Becoming Climate Mama

by ClimateMama • More.com Member { View Profile }

 On my 39thh birthday I was on top of the world. I had made my way along a winding path that took me from western Canada to New York City and the United Nations (UN), where I travelled the world for an organization called the International Monetary Fund. Along the way I found my prince charming and now had two beautiful babies, 19 month a part. 

Along came my 40th year, the stress and pressure of two young children, and how to manage a more than full time job, when suddenly buildings came down in lower Manhattan and my world was turned upside down. All bets were off and my husband wanted us to reconsider our future, including if living and staying in the wonderful city we called home, would make sense as I morphed into a full time stay at home mom, and he commuted out of the city each day.

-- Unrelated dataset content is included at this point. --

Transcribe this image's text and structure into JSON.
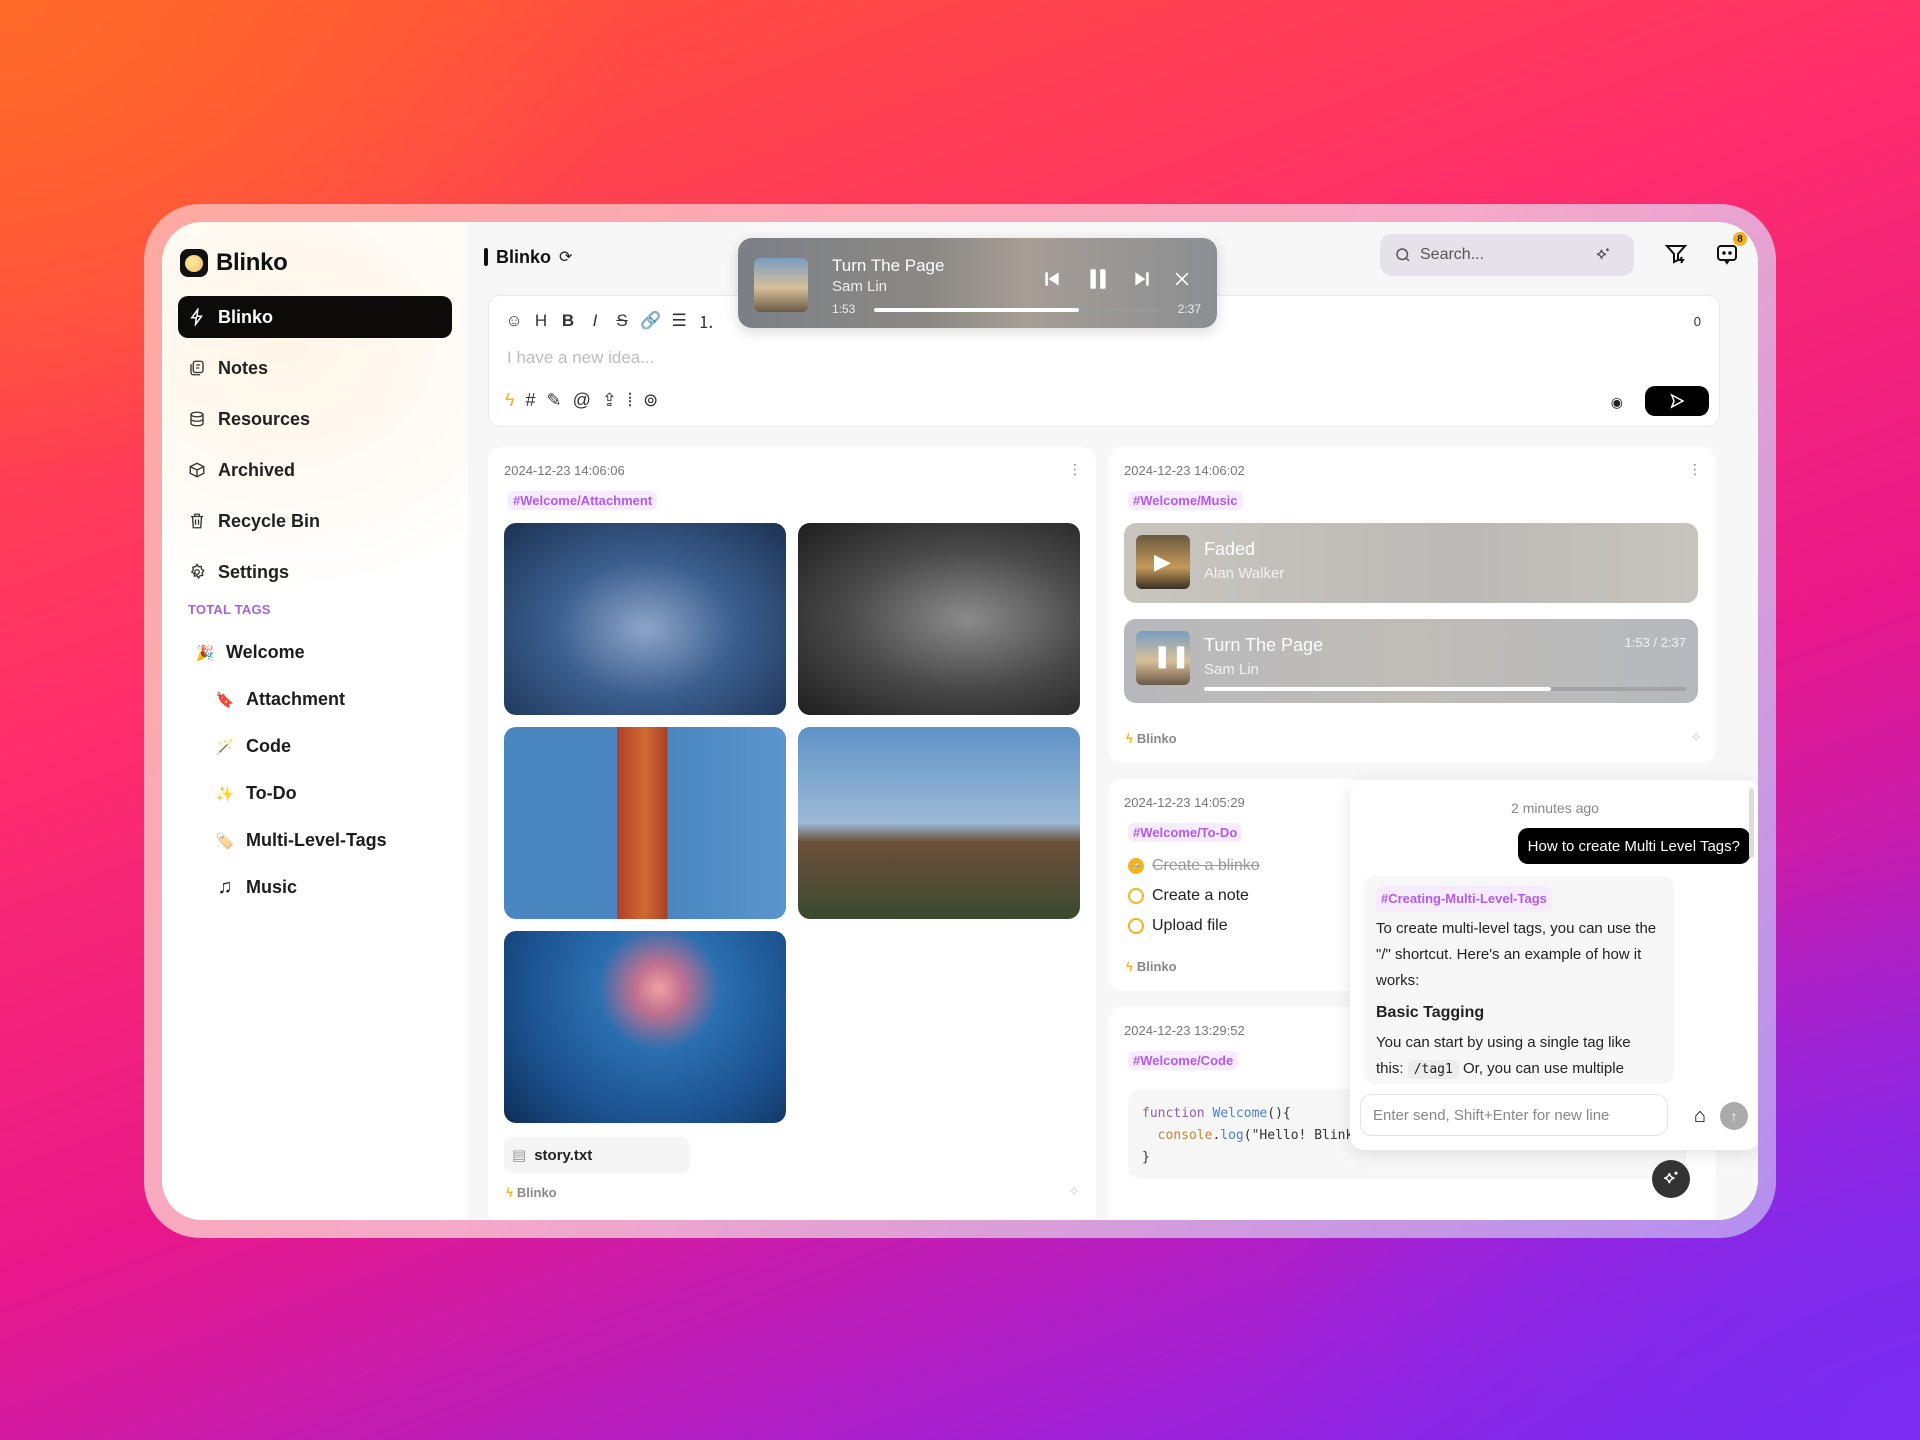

 Fast forward one year and I landed in suburban New Jersey, working part time as a consultant in NYC and wondering how my perfect world had been moved a ½ hour and a world away from where I thought it was.

 Time to smell the roses, plenty of which now grew in my own backyard, and look at how much I had to be thankful for. It was time to reinvent myself, to transform my hopes and may passions into my reality. Through the UN I had watched from the sidelines as the world took baby steps at protecting our “mother earth” and how we were using and not caring for her very well. At the UN my job was both as a “reporter” and observer, I felt removed from how it all filtered down and had an impact beyond the hallowed halls of the UN. Becoming a mother heightened my desire to ensure that the world my children grew up in was as least as wonderful as the one I was born into. I wanted to role up my sleeves and be part of the solution, but how? I watched as Al Gore reinvented himself, as he followed his passion and worked tirelessly to alert people to the dangers of climate change and global warming. He was looking for people to be climate messengers, and low and behold, I applied and was accepted as part of The Climate Project team.

 A new door opened and I found myself sought after as a speaker and an expert on climate change in my local community and more broadly in the New York metro area. While global warming was a concern outside the US, here we seemed to be just waking up to this great problem. Unknowingly to many of us, it was one we had in large part created ourselves.  What was the next step? I found that when I spoke with parents at soccer games and PTO meetings, or at public meetings or business events, although well meaning, most people seemed to be disconnected from how their actions were directly impacting climate change the world over. As well, the urgency of the issue didn’t seem to resonate with them. I decided it was time for me to “take it up a notch” and this past October I launched ClimateMama.com.

ClimateMama is website and blog, targeted at parents of all ages, working to empower and educate them about the incredible challenges we all face with climate change. The Native American saying, “We don’t inherit the earth from our ancestors, but borrow it from our children” is one we need to always keep front and center.  Our children get it, but many of them are too young to vote for their future. We need to do this for them. The time is now, and it is our turn as parents to make the world safe; to be better stewards of the earth, for our children, and for ourselves!